Когда Прошин вернулся в номер, господин Хэтэвей, дымя трубкой, красовался перед зеркалом, оглаживая на себе парадный, но крайне бездарно сшитый костюм, подчеркивающий страшно худые ноги и страшно выпуклый живот его владельца, а Лорел, отмахиваясь от падающих на лицо волос, сидела возле дивана на объемистом чемодане, упершись в его крышку коленями, пытаясь застегнуть замки.
— Время идти в аэрпо-от… — подняв глаза на Прошина, пропела она.
— Прошу извиняй. — Мистер Джордж вытащил блокнот и перо. — Я совершенно забыл. А… как фэмилья опытного эрудированного спешиалист, отправля… направле… к нам?
— Колдобины русского языка?
— Да-да… фэмилья…
— Его фамилия Прошин, — скучно сказал Алексей.
— Но Прошин… вы — Прошин… — сказал Хэтэвей отчего-то без малейшего акцента.
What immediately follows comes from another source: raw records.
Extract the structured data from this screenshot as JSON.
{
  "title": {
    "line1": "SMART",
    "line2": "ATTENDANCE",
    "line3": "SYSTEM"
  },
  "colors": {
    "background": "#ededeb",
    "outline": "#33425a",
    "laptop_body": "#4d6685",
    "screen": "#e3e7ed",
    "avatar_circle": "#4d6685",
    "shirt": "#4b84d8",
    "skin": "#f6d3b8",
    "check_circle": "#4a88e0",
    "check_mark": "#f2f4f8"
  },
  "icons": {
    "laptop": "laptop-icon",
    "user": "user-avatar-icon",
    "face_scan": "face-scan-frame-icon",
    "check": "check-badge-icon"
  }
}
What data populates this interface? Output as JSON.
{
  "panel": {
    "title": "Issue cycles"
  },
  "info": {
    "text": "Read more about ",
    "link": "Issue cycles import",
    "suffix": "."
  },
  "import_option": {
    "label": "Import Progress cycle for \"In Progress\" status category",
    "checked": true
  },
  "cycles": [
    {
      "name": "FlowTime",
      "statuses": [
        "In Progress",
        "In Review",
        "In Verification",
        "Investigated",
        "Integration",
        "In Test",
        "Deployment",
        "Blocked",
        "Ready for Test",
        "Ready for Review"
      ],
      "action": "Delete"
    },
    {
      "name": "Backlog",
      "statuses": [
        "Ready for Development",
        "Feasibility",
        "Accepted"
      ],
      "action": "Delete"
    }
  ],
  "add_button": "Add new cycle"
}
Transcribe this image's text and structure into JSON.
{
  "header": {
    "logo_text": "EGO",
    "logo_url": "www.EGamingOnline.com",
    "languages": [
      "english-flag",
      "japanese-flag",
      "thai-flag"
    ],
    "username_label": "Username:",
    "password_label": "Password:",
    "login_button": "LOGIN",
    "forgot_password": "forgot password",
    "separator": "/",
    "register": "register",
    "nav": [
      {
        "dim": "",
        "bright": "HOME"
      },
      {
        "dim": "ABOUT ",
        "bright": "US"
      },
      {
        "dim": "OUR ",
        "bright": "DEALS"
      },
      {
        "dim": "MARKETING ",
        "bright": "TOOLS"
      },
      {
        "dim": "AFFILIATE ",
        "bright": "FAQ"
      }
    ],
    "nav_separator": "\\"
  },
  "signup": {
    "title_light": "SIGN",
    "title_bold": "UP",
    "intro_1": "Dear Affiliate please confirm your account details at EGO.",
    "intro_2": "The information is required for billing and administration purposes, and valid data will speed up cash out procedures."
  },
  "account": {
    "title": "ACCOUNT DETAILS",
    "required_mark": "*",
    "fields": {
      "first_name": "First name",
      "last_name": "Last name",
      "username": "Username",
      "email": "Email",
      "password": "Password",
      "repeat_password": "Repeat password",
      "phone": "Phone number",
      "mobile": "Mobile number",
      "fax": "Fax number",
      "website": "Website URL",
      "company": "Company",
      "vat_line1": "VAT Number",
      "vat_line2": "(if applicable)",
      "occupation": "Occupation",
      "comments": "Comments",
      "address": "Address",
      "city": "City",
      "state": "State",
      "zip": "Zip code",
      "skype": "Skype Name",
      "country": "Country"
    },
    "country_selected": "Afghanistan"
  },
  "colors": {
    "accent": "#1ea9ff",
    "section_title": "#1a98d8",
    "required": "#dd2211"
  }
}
— Да, — грустно подтвердил Прошин, глядя, как тот записывает его имя. — Прошин — это я.
Порошин не помнил, кто установил традицию, но примерно раз в неделю, во время обеда, в лаборатории проходило «большое чаепитие». Участие в этом мероприятии он принимал редко, раздражаясь от никчемности царивших там разговоров, но главным образом его отвращало от сослуживцев ощущение собственной инородности; они были далеки от него, словно находились в ином октанте жизни, и не существовала ни единой точки соприкосновения мира их нужд и увлечений с тем, что хотя бы на йоту интересовало его. Он был отчимом этой дружной семьи и скучал в ее окружении.
И сегодня он сидел, отстранившись от шума застолья, задумался о докторской. Не блажь ли это? Не трата ли времени? Одно дело, когда ты занят наукой и подобный шаг необходим в закреплении за собой определенного этапа изысканий, но какие, к черту, изыскания у него?.. Деньги? Мотив. Но — вторичный. Лезть выше? Но зачем? К чему менять свободу передвижения ферзя на символическое величие короля, ковыляющего с клеточки на клеточку и отвечающего за всю игру? Будет власть, кресло, большая зарплата, но будет и ответственность, уйма работы… А с другой стороны, король — фигура статическая, он не ферзь, что по проклятью своего положения блуждает по доске, натыкаясь на фигуры и фигурки и мешая им, стремящимся к удобной личной клеточке и больше того — тоже подчас желающих передвинуться… А потому фигурки дорого готовы заплатить за свержение шагающего через все поле. А он к тому же ни за белых, ни за черных, он некий третий ферзь — без войска, без жажды победить, с одной лишь мечтой — ходить куда возжелается. А такого сразят. И его спасение — превратиться в короля, отвечающего за игру либо белых, либо черных.
Прошин взглянул на собрание. Закипал какой-то диспут, на этот раз с участием Навашина, математика лаборатории.
— Человечеству повезло, — говорил тот, — именно повезло, что идеи и нормы поведения в процессе его развития получились различными. Борьба за правильность той или иной категории, за принятие ее как догмы заполняет подспудную неосознанность себя в этом мире. Человек не хочет прожить жизнь даром и потому бьется за свои или же чужие идеи, чтобы отогнать от себя страх за бесцельное существование. Он отгоняет этот страх опять-таки неосознанно, по велению инстинкта морального самосохранения, не менее сильного чем инстинкт самосохранения физического; инстинкт самосохранения морального — это и иммунитет против мыслей о неминуемой смерти. И люди, потерявшие его, те, в которых вселились мысли-микробы о неизбежной бренности и бесполезности их дел, умирают. Сначала морально, потом физически.
— Все эти умные разговоры, — сказал Лукьянов, — кончаются одним и тем же вопросом: зачем мы живем?
— Ну, — сказал Авдеев, — ив самом деле, какого рожна?
— А ты не в курсе? — Лукьянов, жмурясь, поглаживал теплые батареи под окном. — Чтобы строить культурнейшее общество, развивать науку… Чтобы, наконец, проложить дорогу новому поколению, чьи косточки выложат следующие километры дороги.
— Дорога может никуда не вести, — сказал Навашин.